Founded in 2016, Divvy Homes had raised over $700 million in debt and equity from prominent investors such as Tiger Global Management, GGV Capital, and Andreessen Horowitz (a16z). By 2021, the company was valued at $2.3 billion. Although the acquisition price is half of its peak valuation, the deal can still be considered a win in an industry that has seen a string of shutdowns and bankruptcies.
However, not all shareholders will benefit from the sale. According to a letter from Divvy CEO and co-founder Adena Hefets, viewed by TechCrunch, common shareholders and holders of the Series FF preferred stock will not receive any consideration. The letter explained that after repaying outstanding indebtedness, transaction costs, and liquidation preference to preferred shareholders, there will be no remaining funds for these stakeholders.
The Series FF preferred stock, also known as Founders Preferred Stock, is a type of stock issued to founders at the time of incorporation to facilitate future equity financings. This means that founders, employees, and venture capital firms will not receive any payout from the sale, according to a source who spoke to TechCrunch on condition of anonymity.
Divvy Homes operated a rent-to-own model, working with renters who wanted to become homeowners by buying the home they wanted and renting it back to them for three years while they built the savings needed to own it themselves. However, the company faced challenges when mortgage interest rates surged in 2022, leading to three rounds of layoffs in a year's time. The company's last known funding occurred in August 2021, a $200 million Series D funding led by Tiger Global Management and Caffeinated Capital.
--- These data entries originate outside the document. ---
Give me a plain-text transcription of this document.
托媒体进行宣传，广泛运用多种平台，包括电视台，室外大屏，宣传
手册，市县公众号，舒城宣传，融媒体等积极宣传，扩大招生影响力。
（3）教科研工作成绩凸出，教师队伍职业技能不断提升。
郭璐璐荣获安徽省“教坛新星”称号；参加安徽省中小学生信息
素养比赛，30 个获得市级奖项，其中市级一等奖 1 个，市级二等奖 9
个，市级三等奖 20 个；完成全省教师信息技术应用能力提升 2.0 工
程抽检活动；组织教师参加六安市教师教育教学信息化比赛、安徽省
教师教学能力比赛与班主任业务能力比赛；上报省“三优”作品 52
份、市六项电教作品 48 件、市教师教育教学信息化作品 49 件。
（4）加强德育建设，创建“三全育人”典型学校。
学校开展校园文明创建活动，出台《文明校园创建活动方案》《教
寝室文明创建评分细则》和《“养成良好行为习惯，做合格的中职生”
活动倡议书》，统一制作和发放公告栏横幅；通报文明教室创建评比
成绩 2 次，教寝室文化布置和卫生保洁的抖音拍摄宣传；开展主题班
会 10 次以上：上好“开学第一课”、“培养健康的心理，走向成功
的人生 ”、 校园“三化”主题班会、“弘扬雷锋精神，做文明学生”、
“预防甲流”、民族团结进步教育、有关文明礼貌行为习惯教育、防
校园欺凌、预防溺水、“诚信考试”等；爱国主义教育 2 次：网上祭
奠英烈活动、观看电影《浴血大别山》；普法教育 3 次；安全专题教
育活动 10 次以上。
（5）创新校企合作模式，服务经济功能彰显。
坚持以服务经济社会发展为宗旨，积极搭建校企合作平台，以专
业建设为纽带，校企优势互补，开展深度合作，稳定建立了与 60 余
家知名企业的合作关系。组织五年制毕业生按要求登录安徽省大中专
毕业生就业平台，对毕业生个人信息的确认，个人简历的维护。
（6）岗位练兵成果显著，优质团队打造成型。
In her letter, Hefets shared that the decision to sell wasn't easy and came after a thorough review of Divvy's strategic alternatives and significant deliberation around their options. She attributed the move to years of fighting difficult market conditions, including rising interest rates, and making cost cuts as possible. As the company looked ahead to 2025, it decided the best way forward was to sell its portfolio of homes and return as much capital as possible to shareholders.
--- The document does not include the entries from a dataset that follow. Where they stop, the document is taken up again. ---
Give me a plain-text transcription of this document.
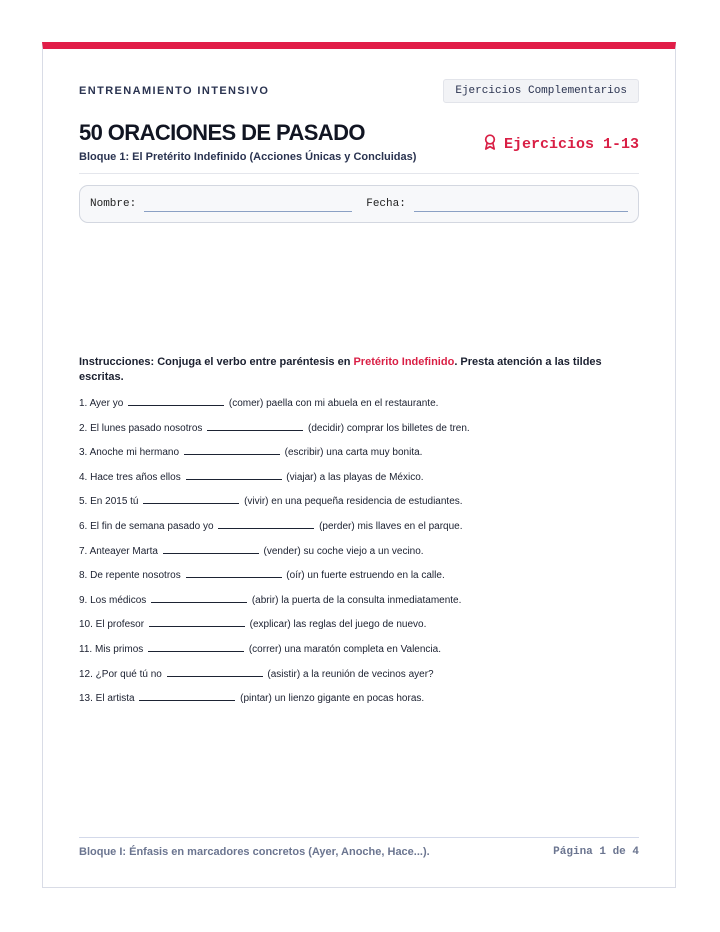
ENTRENAMIENTO INTENSIVO	Ejercicios Complementarios
50 ORACIONES DE PASADO
Bloque 1: El Pretérito Indefinido (Acciones Únicas y Concluidas)
Ejercicios 1-13
Nombre:	Fecha:
Instrucciones: Conjuga el verbo entre paréntesis en Pretérito Indefinido. Presta atención a las tildes escritas.
1. Ayer yo	(comer) paella con mi abuela en el restaurante.
2. El lunes pasado nosotros	(decidir) comprar los billetes de tren.
3. Anoche mi hermano	(escribir) una carta muy bonita.
4. Hace tres años ellos	(viajar) a las playas de México.
5. En 2015 tú	(vivir) en una pequeña residencia de estudiantes.
6. El fin de semana pasado yo	(perder) mis llaves en el parque.
7. Anteayer Marta	(vender) su coche viejo a un vecino.
8. De repente nosotros	(oír) un fuerte estruendo en la calle.
9. Los médicos	(abrir) la puerta de la consulta inmediatamente.
10. El profesor	(explicar) las reglas del juego de nuevo.
11. Mis primos	(correr) una maratón completa en Valencia.
12. ¿Por qué tú no	(asistir) a la reunión de vecinos ayer?
13. El artista	(pintar) un lienzo gigante en pocas horas.
Bloque I: Énfasis en marcadores concretos (Ayer, Anoche, Hace...).	Página 1 de 4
Hefets expressed her disappointment with the financial outcome, but pride in the impact Divvy had on its customers' lives. The acquisition marks the end of an era for Divvy Homes, but its legacy will likely influence the proptech industry's future trajectory.
The deal serves as a reminder of the industry's volatility and the importance of adaptability in the face of changing market conditions. As the proptech landscape continues to evolve, companies will need to be agile and responsive to shifting consumer needs and preferences.
The acquisition of Divvy Homes by Brookfield Properties is a significant development in the proptech industry, with implications for stakeholders and the broader market. As the industry navigates this new landscape, it will be essential to monitor its progress and evolution.